Start with a character vector of URLs. The goal is to end up with only the name of the company, meaning a column with only "test"
, "example"
and "sample"
in the example below.
urls <- c("http://grand.test.com/", "https://example.com/",
"http://.big.time.sample.com/")
Remove the ".com"
and whatever might follow it and keep the first part:
urls <- sapply(strsplit(urls, split="(?<=.)(?=\\.com)", perl=T), "[", 1)
urls
# [1] "http://grand.test" "https://example" "http://.big.time.sample"
My next step is to remove the http://
and https://
portions with a chained gsub()
call:
urls <- gsub("^http://", "", gsub("^https://", "", urls))
urls
# [1] "grand.test" "example" ".big.time.sample"
But here is where I need help. How do I handle the multiple periods (dots) before the company name in the first and third strings of urls? For example, the call below returns NA for the second string, since the "example"
string has no period remaining. Or if I retain only the first part, I lose a company name.

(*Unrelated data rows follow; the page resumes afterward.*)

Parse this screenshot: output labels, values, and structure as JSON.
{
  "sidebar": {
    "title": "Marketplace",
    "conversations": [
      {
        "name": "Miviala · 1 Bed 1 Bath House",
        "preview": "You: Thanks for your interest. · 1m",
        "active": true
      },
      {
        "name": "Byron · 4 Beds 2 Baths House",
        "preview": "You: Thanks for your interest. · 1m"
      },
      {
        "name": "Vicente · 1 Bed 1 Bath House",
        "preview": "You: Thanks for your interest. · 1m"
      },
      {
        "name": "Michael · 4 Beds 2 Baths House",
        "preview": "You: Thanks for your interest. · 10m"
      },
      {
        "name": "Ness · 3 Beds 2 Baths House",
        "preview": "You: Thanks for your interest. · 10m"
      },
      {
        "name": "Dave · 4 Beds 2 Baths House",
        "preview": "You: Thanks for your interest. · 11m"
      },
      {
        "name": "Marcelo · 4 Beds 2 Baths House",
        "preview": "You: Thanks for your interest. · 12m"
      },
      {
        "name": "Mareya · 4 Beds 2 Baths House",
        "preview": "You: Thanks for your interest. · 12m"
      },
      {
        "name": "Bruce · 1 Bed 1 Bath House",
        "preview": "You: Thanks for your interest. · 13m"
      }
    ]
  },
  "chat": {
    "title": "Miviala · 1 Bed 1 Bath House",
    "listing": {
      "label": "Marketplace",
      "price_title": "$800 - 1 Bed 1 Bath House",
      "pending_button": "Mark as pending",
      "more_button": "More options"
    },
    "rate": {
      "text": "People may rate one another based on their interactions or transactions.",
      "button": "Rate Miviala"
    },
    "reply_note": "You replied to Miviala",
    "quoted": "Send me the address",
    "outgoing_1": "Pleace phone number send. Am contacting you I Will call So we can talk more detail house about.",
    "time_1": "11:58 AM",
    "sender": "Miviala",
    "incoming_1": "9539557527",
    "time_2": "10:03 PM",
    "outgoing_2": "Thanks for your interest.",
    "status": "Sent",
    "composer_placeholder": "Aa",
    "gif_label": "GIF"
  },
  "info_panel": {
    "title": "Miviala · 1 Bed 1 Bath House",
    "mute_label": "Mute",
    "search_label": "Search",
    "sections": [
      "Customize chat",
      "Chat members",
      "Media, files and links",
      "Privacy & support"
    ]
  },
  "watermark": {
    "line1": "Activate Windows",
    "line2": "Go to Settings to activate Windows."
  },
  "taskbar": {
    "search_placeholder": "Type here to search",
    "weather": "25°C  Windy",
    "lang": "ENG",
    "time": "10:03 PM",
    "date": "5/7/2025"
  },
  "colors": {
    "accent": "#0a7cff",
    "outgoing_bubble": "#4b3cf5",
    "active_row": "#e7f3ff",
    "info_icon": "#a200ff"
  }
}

urls <- sapply(strsplit(urls, split = "\\."), "[", 2)
urls
# [1] "test" NA "big"
urls <- sapply(strsplit(urls, split = "\\."), "[", 1)
urls
# [1] "grand" "example" ""
Perhaps an ifelse()
call that counts the number of periods remaining and only uses strsplit if there is more than one period? Also note that it is possible there are two or more periods before the company name. I don't know how to do lookarounds, which might solve my problem. But this didn't
strsplit(urls, split="(?=\\.)", perl=T)
Thank you for any suggestions.